The District Court denied ATP’s motion on the ground that a contract-based award of attorneys’ fees to a prevailing antitrust defendant would be contrary to the underlying policy of the federal antitrust laws. Although not central to its holding, the court also questioned whether ATP’s members could be bound by the bylaw, which was adopted after they became members. The court further questioned the timing of the bylaw’s adoption and whether it was intended to deter legal challenges to the restructuring.
 
ATP appealed to the Third Circuit. In May 2012, the Third Circuit vacated the District Court’s order and remanded the case back to the District Court, holding that the Constitutional issue of federal preemption was not ripe for decision because there had been no threshold determination of whether the bylaw was valid and enforceable under Delaware law. The District Court then certified questions to the Delaware Supreme Court to allow that court to rule on these important issues that had yet to be decided under Delaware law.
 
In what became a closely watched case for both the sports world and the Delaware corporate bar, the Delaware Supreme Court held on May 8, 2014 that ATP’s fee shifting bylaw was facially valid under Delaware law.
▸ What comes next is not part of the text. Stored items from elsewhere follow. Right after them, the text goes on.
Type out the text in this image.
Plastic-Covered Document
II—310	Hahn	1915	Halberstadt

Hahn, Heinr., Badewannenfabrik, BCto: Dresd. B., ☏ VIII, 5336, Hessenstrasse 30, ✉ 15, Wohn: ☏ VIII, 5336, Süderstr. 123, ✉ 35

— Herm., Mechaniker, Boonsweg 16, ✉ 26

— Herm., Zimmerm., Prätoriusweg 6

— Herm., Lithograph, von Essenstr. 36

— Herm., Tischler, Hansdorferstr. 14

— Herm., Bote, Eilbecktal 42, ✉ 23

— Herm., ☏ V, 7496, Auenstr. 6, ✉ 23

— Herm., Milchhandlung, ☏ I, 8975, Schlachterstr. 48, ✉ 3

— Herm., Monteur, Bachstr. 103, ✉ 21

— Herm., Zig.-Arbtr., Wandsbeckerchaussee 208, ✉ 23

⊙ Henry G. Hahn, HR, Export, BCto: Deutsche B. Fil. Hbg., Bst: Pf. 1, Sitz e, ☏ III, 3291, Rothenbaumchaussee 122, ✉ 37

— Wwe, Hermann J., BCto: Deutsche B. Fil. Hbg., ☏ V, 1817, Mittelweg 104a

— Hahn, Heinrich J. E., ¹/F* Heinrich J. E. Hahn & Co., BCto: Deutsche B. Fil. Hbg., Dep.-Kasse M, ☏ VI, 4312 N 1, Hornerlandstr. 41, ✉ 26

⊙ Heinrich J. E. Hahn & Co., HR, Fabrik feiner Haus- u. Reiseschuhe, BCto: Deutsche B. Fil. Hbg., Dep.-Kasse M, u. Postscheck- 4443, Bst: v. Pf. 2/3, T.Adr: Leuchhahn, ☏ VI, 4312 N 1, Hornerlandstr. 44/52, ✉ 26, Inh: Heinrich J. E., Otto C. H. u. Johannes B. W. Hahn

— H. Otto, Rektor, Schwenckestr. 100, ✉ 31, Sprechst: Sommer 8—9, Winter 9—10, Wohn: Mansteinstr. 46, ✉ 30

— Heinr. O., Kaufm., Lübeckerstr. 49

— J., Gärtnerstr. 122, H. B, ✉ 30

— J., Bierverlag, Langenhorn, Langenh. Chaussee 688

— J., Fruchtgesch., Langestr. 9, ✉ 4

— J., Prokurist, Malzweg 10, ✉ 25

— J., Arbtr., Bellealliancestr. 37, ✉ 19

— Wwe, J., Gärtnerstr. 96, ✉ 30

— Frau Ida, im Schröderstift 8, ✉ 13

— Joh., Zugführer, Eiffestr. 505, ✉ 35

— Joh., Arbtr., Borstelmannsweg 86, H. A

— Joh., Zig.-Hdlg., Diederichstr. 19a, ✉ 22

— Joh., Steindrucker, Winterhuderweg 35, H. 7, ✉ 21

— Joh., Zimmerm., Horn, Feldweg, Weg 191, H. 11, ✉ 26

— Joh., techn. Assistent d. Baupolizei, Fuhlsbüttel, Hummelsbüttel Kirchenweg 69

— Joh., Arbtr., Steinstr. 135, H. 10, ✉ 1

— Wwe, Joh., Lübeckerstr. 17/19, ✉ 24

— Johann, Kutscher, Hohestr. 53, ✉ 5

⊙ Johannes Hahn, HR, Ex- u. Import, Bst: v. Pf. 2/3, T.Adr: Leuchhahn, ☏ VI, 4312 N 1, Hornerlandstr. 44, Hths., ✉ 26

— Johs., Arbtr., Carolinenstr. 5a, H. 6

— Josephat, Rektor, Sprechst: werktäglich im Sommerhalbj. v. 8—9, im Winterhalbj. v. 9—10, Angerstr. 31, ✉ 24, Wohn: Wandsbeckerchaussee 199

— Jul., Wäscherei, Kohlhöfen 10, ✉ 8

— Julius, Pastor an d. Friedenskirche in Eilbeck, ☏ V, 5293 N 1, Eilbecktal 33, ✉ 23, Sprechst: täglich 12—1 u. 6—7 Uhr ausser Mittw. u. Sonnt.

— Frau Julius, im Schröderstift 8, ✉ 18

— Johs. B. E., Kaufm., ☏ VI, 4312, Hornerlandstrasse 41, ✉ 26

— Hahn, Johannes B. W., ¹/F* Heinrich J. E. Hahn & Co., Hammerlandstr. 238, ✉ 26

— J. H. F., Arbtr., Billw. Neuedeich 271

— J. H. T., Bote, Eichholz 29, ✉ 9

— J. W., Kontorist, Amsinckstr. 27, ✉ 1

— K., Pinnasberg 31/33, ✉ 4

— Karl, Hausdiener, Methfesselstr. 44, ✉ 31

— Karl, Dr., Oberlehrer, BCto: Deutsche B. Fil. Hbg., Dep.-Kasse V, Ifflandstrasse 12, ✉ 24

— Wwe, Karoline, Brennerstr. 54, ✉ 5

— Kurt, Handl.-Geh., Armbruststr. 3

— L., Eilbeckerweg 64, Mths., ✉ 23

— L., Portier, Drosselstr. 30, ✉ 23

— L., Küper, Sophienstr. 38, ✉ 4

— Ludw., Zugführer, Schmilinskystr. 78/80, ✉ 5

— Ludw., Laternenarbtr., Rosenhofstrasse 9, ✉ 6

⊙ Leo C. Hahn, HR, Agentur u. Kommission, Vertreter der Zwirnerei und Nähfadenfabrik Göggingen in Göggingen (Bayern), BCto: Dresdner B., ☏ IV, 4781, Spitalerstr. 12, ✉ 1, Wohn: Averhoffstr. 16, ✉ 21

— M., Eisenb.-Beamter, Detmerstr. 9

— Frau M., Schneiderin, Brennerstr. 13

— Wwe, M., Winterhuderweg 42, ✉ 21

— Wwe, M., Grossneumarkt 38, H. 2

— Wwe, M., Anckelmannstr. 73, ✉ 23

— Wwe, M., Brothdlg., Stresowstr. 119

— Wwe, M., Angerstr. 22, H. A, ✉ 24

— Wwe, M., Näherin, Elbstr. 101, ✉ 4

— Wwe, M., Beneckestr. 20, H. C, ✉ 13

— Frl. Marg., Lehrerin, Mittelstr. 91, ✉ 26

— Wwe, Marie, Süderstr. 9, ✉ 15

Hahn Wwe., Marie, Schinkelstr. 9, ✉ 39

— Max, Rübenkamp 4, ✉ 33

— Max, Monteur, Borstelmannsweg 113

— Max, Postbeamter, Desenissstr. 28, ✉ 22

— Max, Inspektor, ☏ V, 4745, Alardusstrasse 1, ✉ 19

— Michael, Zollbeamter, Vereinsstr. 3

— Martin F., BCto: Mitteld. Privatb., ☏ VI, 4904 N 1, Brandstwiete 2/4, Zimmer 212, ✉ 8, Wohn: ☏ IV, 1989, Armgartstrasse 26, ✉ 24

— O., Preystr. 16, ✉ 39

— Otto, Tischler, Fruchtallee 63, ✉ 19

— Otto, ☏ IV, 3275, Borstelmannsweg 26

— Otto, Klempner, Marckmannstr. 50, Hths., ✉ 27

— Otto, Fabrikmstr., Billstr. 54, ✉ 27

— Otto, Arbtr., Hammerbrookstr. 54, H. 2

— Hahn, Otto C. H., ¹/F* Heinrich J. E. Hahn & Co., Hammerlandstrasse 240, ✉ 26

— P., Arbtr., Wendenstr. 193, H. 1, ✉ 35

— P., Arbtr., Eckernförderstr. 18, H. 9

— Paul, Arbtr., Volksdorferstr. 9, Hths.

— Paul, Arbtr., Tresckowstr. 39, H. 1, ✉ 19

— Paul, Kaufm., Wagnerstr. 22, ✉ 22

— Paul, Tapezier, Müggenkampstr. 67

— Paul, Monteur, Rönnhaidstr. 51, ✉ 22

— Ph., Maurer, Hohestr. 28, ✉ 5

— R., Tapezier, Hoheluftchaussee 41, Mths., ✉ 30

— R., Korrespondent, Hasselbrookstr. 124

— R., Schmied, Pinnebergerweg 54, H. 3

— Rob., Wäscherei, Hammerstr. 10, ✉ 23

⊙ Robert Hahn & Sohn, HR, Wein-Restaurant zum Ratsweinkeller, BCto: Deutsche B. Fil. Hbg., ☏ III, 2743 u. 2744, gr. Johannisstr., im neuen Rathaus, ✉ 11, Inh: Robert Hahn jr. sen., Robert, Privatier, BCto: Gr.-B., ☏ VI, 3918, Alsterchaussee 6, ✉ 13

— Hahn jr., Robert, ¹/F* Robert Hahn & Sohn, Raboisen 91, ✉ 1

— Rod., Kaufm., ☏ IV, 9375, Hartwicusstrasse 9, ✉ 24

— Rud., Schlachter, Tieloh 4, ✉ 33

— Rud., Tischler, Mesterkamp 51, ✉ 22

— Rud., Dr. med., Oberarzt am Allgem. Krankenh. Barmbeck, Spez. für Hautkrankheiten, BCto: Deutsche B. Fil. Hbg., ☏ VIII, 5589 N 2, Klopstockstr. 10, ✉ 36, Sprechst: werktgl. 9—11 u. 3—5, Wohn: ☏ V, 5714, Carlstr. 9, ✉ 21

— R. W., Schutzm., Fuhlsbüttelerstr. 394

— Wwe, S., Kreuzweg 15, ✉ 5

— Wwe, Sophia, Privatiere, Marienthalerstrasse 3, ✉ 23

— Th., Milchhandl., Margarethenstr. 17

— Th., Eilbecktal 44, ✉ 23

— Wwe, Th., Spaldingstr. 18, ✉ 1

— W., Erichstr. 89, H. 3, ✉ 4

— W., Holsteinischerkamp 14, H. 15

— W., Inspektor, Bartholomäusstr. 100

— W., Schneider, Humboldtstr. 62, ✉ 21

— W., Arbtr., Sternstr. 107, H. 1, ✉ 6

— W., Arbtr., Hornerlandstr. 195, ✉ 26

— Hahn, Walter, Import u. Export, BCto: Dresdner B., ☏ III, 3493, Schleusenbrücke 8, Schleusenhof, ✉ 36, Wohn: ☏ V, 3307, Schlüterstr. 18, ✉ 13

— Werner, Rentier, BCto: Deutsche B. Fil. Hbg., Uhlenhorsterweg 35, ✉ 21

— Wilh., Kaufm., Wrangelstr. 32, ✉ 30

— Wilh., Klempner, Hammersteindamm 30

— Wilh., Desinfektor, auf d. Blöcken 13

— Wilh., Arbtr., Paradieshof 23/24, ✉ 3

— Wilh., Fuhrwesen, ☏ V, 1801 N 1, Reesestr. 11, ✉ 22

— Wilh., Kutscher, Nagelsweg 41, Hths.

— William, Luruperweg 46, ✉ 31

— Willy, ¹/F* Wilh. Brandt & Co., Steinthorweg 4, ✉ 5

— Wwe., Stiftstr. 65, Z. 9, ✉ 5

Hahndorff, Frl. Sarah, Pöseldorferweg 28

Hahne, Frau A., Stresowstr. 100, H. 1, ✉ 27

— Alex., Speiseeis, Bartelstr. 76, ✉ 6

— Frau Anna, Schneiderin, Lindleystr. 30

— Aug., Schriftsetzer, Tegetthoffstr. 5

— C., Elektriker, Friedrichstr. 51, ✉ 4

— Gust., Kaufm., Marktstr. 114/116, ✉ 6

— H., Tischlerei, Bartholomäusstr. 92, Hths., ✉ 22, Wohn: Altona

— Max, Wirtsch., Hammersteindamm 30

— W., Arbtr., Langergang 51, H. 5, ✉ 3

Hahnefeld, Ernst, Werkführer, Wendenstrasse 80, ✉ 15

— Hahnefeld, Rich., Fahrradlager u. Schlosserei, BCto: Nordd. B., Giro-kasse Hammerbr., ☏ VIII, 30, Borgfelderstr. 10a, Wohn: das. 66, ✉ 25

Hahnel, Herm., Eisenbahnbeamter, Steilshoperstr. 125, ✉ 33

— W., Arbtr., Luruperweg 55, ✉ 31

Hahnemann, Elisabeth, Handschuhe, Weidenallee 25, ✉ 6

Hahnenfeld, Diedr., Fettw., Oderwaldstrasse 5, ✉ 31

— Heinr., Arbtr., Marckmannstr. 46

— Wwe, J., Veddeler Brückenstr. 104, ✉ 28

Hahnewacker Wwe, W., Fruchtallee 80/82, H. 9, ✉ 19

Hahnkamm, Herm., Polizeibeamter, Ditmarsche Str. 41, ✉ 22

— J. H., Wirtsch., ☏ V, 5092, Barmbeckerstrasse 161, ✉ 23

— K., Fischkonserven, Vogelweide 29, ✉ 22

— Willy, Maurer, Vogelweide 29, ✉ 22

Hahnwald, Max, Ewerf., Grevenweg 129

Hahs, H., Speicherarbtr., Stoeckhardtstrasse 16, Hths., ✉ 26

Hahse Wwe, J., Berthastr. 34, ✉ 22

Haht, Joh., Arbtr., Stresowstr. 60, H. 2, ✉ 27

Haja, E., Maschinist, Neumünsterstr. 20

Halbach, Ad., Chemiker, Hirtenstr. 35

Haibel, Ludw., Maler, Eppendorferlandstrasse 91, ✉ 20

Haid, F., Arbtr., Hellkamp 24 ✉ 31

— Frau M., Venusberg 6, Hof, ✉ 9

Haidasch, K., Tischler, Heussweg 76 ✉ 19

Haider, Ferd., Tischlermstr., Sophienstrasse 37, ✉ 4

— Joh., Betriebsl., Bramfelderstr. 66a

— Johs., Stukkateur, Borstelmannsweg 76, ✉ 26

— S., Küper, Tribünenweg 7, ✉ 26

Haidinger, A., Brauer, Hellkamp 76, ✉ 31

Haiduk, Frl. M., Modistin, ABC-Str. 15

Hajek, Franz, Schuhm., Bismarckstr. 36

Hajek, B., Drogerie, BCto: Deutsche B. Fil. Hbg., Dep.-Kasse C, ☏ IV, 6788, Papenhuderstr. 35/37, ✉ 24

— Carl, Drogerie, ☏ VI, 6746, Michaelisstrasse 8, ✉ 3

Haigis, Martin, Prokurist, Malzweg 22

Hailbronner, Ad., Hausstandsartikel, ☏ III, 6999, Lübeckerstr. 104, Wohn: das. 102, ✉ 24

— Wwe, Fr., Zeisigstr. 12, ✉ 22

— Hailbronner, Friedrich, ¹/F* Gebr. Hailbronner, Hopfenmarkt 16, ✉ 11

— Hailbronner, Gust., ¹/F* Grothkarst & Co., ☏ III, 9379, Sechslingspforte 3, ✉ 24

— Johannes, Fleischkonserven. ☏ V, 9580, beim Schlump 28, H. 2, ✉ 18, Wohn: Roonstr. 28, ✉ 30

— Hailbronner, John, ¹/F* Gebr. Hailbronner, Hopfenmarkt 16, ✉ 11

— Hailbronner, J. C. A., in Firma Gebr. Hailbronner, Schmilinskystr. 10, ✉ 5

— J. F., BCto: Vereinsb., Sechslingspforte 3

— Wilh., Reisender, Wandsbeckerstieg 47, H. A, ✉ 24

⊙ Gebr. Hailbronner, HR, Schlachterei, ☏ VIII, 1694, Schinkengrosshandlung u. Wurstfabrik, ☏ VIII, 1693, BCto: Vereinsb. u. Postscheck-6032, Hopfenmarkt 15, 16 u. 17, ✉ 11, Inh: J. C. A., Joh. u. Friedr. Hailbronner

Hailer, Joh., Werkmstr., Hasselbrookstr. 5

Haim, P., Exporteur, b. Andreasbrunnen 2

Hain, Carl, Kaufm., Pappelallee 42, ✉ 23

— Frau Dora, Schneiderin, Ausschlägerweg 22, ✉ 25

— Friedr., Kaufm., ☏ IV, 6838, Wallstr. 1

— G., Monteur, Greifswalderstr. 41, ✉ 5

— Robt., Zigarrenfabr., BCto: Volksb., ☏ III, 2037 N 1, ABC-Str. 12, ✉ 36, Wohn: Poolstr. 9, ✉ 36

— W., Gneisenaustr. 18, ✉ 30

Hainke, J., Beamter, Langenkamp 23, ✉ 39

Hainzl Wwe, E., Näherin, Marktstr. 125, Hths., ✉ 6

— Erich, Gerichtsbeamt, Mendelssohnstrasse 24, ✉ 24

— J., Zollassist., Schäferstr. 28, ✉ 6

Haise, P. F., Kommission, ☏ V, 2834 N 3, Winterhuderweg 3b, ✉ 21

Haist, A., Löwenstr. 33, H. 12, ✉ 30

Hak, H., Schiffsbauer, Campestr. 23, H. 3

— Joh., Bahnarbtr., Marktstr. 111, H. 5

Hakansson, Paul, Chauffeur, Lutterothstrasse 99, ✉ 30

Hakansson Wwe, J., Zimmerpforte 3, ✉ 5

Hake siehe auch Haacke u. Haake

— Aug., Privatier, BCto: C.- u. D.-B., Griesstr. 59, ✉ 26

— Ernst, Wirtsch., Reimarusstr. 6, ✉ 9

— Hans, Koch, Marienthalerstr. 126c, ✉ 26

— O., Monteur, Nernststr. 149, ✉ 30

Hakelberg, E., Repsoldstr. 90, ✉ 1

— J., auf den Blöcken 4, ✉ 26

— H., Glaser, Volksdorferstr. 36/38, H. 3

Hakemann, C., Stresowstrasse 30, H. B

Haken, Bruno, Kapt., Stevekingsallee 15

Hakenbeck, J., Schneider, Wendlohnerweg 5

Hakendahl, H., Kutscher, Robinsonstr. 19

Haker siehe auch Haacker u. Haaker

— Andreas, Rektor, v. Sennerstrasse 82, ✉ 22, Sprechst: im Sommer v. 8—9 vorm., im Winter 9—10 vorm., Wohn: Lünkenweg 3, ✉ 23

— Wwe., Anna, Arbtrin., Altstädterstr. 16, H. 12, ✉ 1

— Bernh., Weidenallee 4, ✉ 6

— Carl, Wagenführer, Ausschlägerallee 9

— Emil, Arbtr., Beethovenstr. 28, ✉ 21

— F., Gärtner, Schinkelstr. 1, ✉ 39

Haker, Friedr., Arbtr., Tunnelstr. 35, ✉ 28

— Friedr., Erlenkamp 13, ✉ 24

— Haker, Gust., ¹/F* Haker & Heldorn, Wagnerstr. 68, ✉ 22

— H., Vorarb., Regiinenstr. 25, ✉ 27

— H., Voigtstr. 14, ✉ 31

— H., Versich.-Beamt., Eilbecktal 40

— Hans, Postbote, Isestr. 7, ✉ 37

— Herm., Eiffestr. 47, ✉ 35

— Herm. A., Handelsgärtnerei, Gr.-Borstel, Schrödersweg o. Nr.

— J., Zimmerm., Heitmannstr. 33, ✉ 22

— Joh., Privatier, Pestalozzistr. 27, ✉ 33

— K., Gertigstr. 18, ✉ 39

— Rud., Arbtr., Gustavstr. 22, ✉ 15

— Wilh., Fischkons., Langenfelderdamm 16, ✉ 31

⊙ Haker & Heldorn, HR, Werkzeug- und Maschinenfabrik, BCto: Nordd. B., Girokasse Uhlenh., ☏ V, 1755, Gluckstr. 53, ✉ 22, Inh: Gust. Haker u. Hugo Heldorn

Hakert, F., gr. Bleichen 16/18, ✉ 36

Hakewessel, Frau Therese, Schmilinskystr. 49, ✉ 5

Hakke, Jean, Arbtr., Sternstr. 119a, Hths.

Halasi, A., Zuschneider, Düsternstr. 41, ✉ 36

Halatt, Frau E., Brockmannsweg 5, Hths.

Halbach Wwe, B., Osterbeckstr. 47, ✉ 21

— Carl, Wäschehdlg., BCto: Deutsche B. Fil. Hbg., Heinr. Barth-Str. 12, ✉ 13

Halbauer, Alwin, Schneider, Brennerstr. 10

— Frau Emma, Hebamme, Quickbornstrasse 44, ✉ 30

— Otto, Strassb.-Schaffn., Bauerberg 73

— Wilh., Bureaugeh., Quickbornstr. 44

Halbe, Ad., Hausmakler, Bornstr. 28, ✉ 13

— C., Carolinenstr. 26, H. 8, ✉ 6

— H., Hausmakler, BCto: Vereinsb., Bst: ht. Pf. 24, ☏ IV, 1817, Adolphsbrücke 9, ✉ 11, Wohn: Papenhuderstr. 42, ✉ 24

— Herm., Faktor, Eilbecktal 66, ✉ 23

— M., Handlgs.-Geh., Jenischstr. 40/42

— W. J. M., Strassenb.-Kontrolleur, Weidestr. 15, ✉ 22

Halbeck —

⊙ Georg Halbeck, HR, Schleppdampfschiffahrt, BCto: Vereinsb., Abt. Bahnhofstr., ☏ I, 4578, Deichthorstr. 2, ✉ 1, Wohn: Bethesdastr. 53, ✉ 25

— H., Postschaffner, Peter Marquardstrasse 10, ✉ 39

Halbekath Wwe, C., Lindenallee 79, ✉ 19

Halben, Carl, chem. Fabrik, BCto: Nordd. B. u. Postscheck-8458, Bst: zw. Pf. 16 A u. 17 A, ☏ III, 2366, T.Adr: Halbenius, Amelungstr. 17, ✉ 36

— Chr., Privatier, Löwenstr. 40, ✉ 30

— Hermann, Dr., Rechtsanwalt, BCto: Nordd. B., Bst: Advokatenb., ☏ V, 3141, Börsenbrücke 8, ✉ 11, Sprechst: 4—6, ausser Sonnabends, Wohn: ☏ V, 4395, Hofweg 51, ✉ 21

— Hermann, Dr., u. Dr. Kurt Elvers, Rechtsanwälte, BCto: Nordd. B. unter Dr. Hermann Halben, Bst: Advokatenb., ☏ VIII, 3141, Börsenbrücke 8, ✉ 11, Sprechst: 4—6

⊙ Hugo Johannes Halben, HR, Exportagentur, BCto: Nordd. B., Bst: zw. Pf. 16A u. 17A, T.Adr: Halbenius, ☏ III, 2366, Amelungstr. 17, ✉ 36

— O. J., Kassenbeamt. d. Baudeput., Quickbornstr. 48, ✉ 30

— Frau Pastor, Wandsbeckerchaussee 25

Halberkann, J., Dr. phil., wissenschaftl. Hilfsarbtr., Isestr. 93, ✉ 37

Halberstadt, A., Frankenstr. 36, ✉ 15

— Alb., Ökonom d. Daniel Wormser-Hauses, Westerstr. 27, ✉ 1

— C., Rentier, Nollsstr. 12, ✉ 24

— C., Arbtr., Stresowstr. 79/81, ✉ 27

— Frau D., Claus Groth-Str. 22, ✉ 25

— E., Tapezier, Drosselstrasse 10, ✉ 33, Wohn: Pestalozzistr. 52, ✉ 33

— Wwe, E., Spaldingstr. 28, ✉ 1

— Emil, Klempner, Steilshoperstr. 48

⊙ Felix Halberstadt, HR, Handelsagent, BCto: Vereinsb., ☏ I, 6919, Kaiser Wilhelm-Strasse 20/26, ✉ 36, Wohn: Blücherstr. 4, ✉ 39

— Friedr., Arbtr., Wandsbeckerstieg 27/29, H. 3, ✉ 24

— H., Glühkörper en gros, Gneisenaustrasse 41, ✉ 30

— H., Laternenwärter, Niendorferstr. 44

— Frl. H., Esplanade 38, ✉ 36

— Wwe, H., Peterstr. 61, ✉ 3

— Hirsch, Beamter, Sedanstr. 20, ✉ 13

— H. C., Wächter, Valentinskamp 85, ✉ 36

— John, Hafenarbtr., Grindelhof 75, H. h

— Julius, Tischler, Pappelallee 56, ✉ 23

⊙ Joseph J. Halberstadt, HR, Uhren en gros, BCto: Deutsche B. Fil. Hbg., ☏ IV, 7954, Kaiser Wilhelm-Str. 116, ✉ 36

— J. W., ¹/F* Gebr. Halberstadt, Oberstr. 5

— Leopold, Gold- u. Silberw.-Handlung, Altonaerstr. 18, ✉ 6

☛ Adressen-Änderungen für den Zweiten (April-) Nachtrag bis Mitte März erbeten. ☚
Although Delaware follows the so-called “American Rule,” which generally calls for parties to pay their own fees and costs, the rule may be modified by statue or by contract. Here, the court held that a corporation’s bylaws constitute a contract between the corporation and its members/shareholders. The court also specifically held that “an intent to deter litigation” is a valid purpose of a fee shifting provision and that the provision is enforceable even though it was adopted by the Board after the Federations became members of ATP.
 
Still remaining is the District Court’s determination whether to send the case back to the Third Circuit to rule on its preemption holding.
 
ATP Tour, Inc. v. Deutscher Tennis Bund (German Tennis Federation), No. 534, 2013 (Del. May 8, 2014)
 
The ATP was represented by Proskauer. Sports Law Group co-head Bradley Ruskin argued before the Delaware Supreme Court and led a team that included litigation partners Chuck Sims and Jennifer Scullion and senior counsel Jordan Leader.